Oncolytic virus therapies are another promising avenue. These treatments aim to stimulate the immune system to target cancer cells, with the first FDA approval (T-VEC) granted in 2015 for use in unresectable melanoma. A number of viral agents are currently in development.
The current landscape includes over 15 approved antibody-drug conjugates (ADCs) and more than 300 in development. These ADCs are now being tested in combination with immune checkpoint inhibitors, as their different mechanisms may complement each other. BiTEs function by linking tumor cell antigens with T cells to prompt rapid cancer cell destruction, with 9 approved for various blood cancers and many more on the horizon.
Moving to T cell therapies, the process of engineering T cells has evolved significantly. The first approval was in 2017, focusing on blood cancers, but solid tumors have been challenging. Recently, tumor infiltrating lymphocytes (TILs) were approved for melanoma, with ongoing exploration into using natural killer (NK) cells and CAR-macrophages, among other strategies.
Cancer vaccines fall into two categories: treatment and prevention. There’s growing evidence for their effectiveness against difficult cancers like pancreatic and glioblastoma. Personalized mRNA vaccines are showing promise in inducing strong T cell responses, especially for triple-negative breast cancer. Efforts are also underway to simplify the vaccine process, exploring non-personalized options.
An intriguing area is “interception vaccines,” which target individuals with hereditary risks. The recent success of an off-the-shelf neoantigen vaccine for Lynch syndrome illustrates this.
How do we choose the most effective therapy among the numerous options available? Questions arise about the timing of immunotherapy, the reliability of biomarkers, and whether traditional treatments are necessary to prepare the ground for immunotherapy to be effective.

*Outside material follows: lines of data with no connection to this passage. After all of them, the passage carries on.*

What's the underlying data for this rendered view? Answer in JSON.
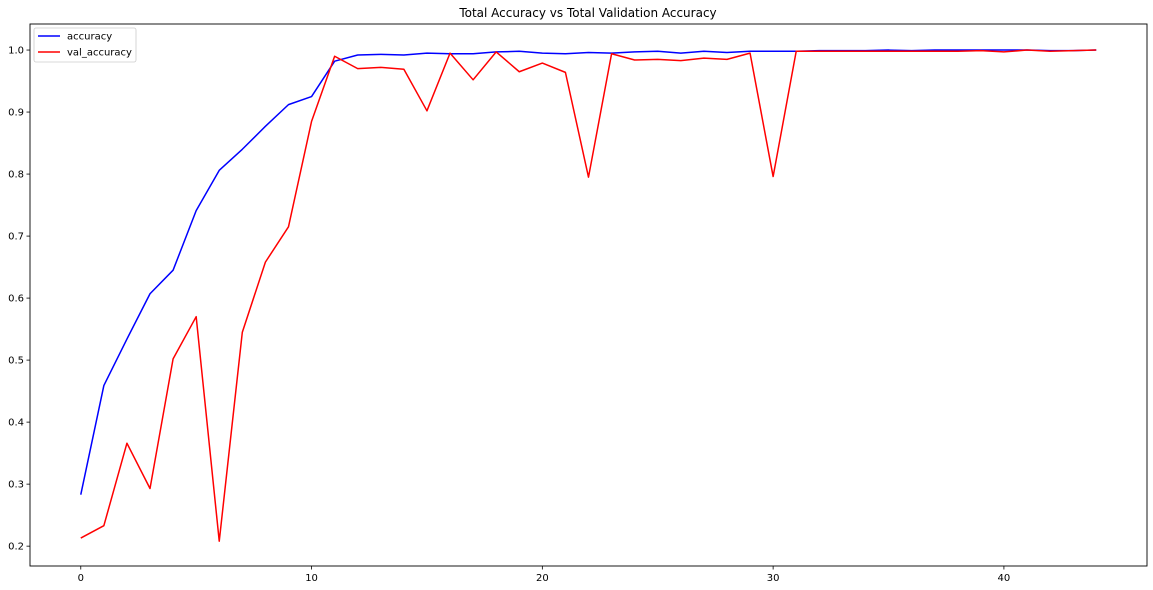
{
  "chart_data": {
    "type": "line",
    "title": "Total Accuracy vs Total Validation Accuracy",
    "xlabel": "",
    "ylabel": "",
    "xlim": [
      -2.2,
      46.2
    ],
    "ylim": [
      0.168,
      1.042
    ],
    "xticks": [
      0,
      10,
      20,
      30,
      40
    ],
    "yticks": [
      0.2,
      0.3,
      0.4,
      0.5,
      0.6,
      0.7,
      0.8,
      0.9,
      1.0
    ],
    "ytick_labels": [
      "0.2",
      "0.3",
      "0.4",
      "0.5",
      "0.6",
      "0.7",
      "0.8",
      "0.9",
      "1.0"
    ],
    "grid": false,
    "legend_position": "top-left",
    "x": [
      0,
      1,
      2,
      3,
      4,
      5,
      6,
      7,
      8,
      9,
      10,
      11,
      12,
      13,
      14,
      15,
      16,
      17,
      18,
      19,
      20,
      21,
      22,
      23,
      24,
      25,
      26,
      27,
      28,
      29,
      30,
      31,
      32,
      33,
      34,
      35,
      36,
      37,
      38,
      39,
      40,
      41,
      42,
      43,
      44
    ],
    "series": [
      {
        "name": "accuracy",
        "color": "#0000ff",
        "values": [
          0.283,
          0.459,
          0.534,
          0.607,
          0.645,
          0.741,
          0.806,
          0.84,
          0.877,
          0.912,
          0.925,
          0.982,
          0.992,
          0.993,
          0.992,
          0.995,
          0.994,
          0.994,
          0.997,
          0.998,
          0.995,
          0.994,
          0.996,
          0.995,
          0.997,
          0.998,
          0.995,
          0.998,
          0.996,
          0.998,
          0.998,
          0.998,
          0.999,
          0.999,
          0.999,
          1.0,
          0.999,
          1.0,
          1.0,
          1.0,
          1.0,
          1.0,
          0.999,
          0.999,
          1.0
        ]
      },
      {
        "name": "val_accuracy",
        "color": "#ff0000",
        "values": [
          0.213,
          0.233,
          0.366,
          0.293,
          0.502,
          0.57,
          0.208,
          0.545,
          0.658,
          0.715,
          0.885,
          0.99,
          0.97,
          0.972,
          0.969,
          0.902,
          0.995,
          0.952,
          0.997,
          0.965,
          0.979,
          0.964,
          0.795,
          0.994,
          0.984,
          0.985,
          0.983,
          0.987,
          0.985,
          0.995,
          0.796,
          0.998,
          0.998,
          0.998,
          0.998,
          0.998,
          0.998,
          0.998,
          0.998,
          0.999,
          0.997,
          1.0,
          0.998,
          0.999,
          1.0
        ]
      }
    ]
  }
}
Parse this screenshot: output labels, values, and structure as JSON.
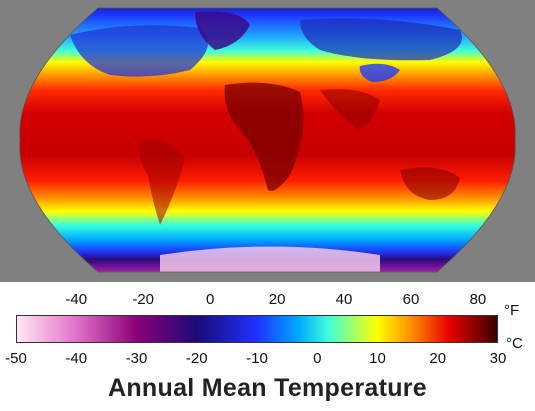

We also lack a comprehensive way to assess individual immune functionality in clinical settings. Recent advancements indicate that insights from the thymus can significantly improve predictions on responses to immune checkpoint inhibitors—a concept that had been overlooked for years. Additionally, there’s a growing need to evaluate the tumor microenvironment—understanding the cellular dynamics around tumors could provide crucial insights for therapy.
An exciting breakthrough allows for non-invasive assessments of the tumor environment through blood samples, offering valuable predictions for immunotherapy responses. The importance of this cannot be overstated, especially as we explore the complex landscape of pancreatic pre-cancerous lesions.
Looking ahead, the potential for preventive or interceptive vaccines is expanding, particularly for those with high genetic risk. The concept of “promolytics,” which addresses specific tumor-promoting clones, could redefine how we approach cancer prevention.
In summary, the field of cancer immunotherapy is flourishing, and we’re starting to appreciate the central role of the immune system in combating this disease, with ways to assess individual immune health growing ever more sophisticated. The future of immunotherapy holds great promise, and as we continue to develop strategies, there is hope for more effective and accessible cancer treatments.